John Corrigan, senior vice president of global information services at Lauder, said the firm is collecting sell-through data from about 80 percent of its distribution of over 2,000 department store doors. Lauder’s computer in the company’s plant in Melville, N.Y., now issues replenishment orders for 40 percent of the Clinique business and over 20 percent of Lauder orders, Corrigan estimated.
The company adapted the typical retail system by building a 52-week business profile based on the undulations in the rate of sale, including promotions. Products were organized in groups, based on sell-through, to take into account various rates of sale.
“We felt that we wanted to invest in the business and make it precise, but this is a painful process,” Corrigan said, referring to the hugeness of the undertaking and the resultant changes in corporate culture. “Either we do it,” he added, “or they do it to us.”
The wealth of precise sell-through information gives stores the ability to prune inventories, but retailers and their vendors do not envision an editing frenzy.
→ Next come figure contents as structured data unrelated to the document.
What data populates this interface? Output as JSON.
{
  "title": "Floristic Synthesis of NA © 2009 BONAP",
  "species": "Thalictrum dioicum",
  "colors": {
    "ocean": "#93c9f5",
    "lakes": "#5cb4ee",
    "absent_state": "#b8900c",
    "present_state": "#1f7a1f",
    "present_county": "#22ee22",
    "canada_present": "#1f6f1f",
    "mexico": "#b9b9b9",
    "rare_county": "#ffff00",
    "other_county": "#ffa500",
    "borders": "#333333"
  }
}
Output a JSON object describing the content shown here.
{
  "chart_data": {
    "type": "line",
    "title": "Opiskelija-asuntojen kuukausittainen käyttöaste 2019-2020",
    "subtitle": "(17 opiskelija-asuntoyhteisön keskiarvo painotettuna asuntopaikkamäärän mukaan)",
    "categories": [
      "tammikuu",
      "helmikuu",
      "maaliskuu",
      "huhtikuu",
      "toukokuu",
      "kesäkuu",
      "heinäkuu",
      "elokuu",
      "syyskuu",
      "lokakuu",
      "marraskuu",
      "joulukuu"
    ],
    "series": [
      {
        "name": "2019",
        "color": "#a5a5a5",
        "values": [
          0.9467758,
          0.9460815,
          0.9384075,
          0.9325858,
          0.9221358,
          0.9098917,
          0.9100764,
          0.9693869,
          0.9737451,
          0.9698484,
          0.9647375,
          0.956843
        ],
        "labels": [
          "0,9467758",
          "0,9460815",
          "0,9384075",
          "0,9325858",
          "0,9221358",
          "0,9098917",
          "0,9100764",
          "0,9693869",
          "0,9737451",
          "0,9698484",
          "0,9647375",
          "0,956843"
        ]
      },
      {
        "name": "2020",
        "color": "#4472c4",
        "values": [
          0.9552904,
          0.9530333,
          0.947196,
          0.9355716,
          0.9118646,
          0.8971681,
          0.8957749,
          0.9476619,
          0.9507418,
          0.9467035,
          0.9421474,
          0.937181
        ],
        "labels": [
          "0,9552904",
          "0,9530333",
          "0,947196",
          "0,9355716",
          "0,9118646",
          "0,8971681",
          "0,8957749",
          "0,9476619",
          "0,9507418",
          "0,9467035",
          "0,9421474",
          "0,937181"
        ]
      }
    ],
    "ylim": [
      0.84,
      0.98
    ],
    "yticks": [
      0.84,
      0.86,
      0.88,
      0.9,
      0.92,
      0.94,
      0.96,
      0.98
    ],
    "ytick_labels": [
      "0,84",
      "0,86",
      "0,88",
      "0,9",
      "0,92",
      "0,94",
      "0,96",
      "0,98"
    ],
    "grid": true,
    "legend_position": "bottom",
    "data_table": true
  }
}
“We’ll do what is right to generate the business,” said Pat Galliers, vice president of replenishment at Federated.
Alfonso Lopez, president of Tsumura International, based in Secaucus, N.J., agreed.
“What a department store offers is broadness and selection,” he said. “If you try to go narrow and deep and carry four sku’s, you will damage your business. Part of the excitement is in the flavoring. It’s a delicate balance.”
Philip Shearer, general manager of Cosmair’s LancOme division, observed that many of the slow-moving sku’s, particularly shades with low consumer demand, are necessary to help form the “attitude” of the brand.
“The overall palette is the attraction,” he said. “Otherwise we would all end up in the middle.”
Mastering the new technology will be a long and laborious process, he said, adding, “We are moving forward cautiously.”